As the Occupy tents get carted away from St Pauls Cathedral, my mind went back to the discussion we had at Tipping Point Newcastle last week about the role of pressure groups in the corporate sustainability movement. Although my politics are rather mainstream compared to the archetypal dreadlocked, anti-capitalist Occupier, I always respected them for holding attention on the swamp turbo-capitalism had got itself into, and expressing anger at what happened: the greed/idiocy of the financial sector in allowing a debt bubble to grow and burst, the failure of those in power to prevent it and where the burden of digging ourselves out of the resulting hole has fallen. But can activism make a difference? Is anger enough?
I’ve never been a natural activist in the Occupy sense.
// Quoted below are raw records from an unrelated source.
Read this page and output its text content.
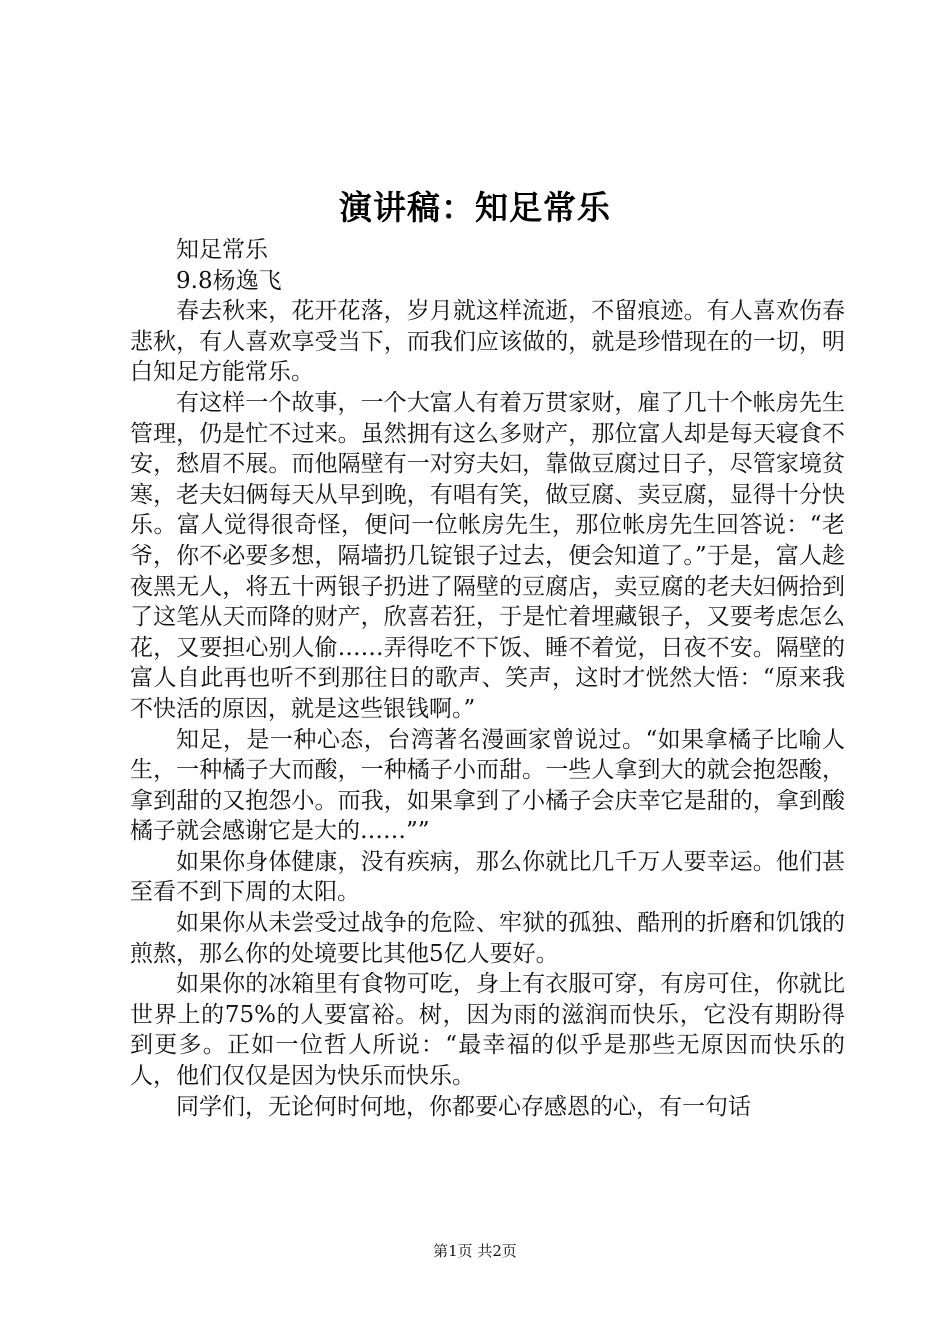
演讲稿：知足常乐

知足常乐

9.8杨逸飞

春去秋来，花开花落，岁月就这样流逝，不留痕迹。有人喜欢伤春悲秋，有人喜欢享受当下，而我们应该做的，就是珍惜现在的一切，明白知足方能常乐。

有这样一个故事，一个大富人有着万贯家财，雇了几十个帐房先生管理，仍是忙不过来。虽然拥有这么多财产，那位富人却是每天寝食不安，愁眉不展。而他隔壁有一对穷夫妇，靠做豆腐过日子，尽管家境贫寒，老夫妇俩每天从早到晚，有唱有笑，做豆腐、卖豆腐，显得十分快乐。富人觉得很奇怪，便问一位帐房先生，那位帐房先生回答说：“老爷，你不必要多想，隔墙扔几锭银子过去，便会知道了。”于是，富人趁夜黑无人，将五十两银子扔进了隔壁的豆腐店，卖豆腐的老夫妇俩拾到了这笔从天而降的财产，欣喜若狂，于是忙着埋藏银子，又要考虑怎么花，又要担心别人偷……弄得吃不下饭、睡不着觉，日夜不安。隔壁的富人自此再也听不到那往日的歌声、笑声，这时才恍然大悟：“原来我不快活的原因，就是这些银钱啊。”

知足，是一种心态，台湾著名漫画家曾说过。“如果拿橘子比喻人生，一种橘子大而酸，一种橘子小而甜。一些人拿到大的就会抱怨酸，拿到甜的又抱怨小。而我，如果拿到了小橘子会庆幸它是甜的，拿到酸橘子就会感谢它是大的……””

如果你身体健康，没有疾病，那么你就比几千万人要幸运。他们甚至看不到下周的太阳。

如果你从未尝受过战争的危险、牢狱的孤独、酷刑的折磨和饥饿的煎熬，那么你的处境要比其他5亿人要好。

如果你的冰箱里有食物可吃，身上有衣服可穿，有房可住，你就比世界上的75%的人要富裕。树，因为雨的滋润而快乐，它没有期盼得到更多。正如一位哲人所说：“最幸福的似乎是那些无原因而快乐的人，他们仅仅是因为快乐而快乐。

同学们，无论何时何地，你都要心存感恩的心，有一句话

第1页 共2页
Having had my Damascene conversion to a green life mission after witnessing acid rain damage in the Russian Arctic, I checked out the local Friends of the Earth group when I got back to the UK as I thought that might be a good place to start. The activists at the meeting I went to agreed to go to the station and give train users sweets to thank them on behalf of the planet. I couldn’t think of anything more patronising and pointless so I went and planted several hundred trees with the British Trust for Conservation Volunteers instead. Ross Perot famously said “The activist is not the person who says the stream is polluted, the activist is the one who cleans up the stream.” That has been my attitude ever since.
So where is the role of pressure groups in Corporate Social Responsibility? Well, Greenpeace’s rating of electronic manufacturers, and targeting of Apple as a laggard using a brilliant spoof website in 2006, was a genius piece of campaigning that reaped rewards – creating competition between businesses and penalising those in last place. Forum for the Future did the same for whole cities with their sustainable cities index, now sadly defunct. Campaigns against rainforest destruction, acid rain and, more recently, fracking have been very effective at making decision makers and, often, corporates stop and think.
But activists can undermine their self-appointed position by cherry-picking or twisting scientific evidence, being against everything and/or failing to understand the hopes and fears of ordinary people. Dogmatism has undoubted held up progress in many areas - the nature of many environmental problems mean a less than ideal solution now can be much more effective than holding out for an ideal solution in a decade (or never as the case may be). At the risk of writing the shortest possible tautology: pragmatism works.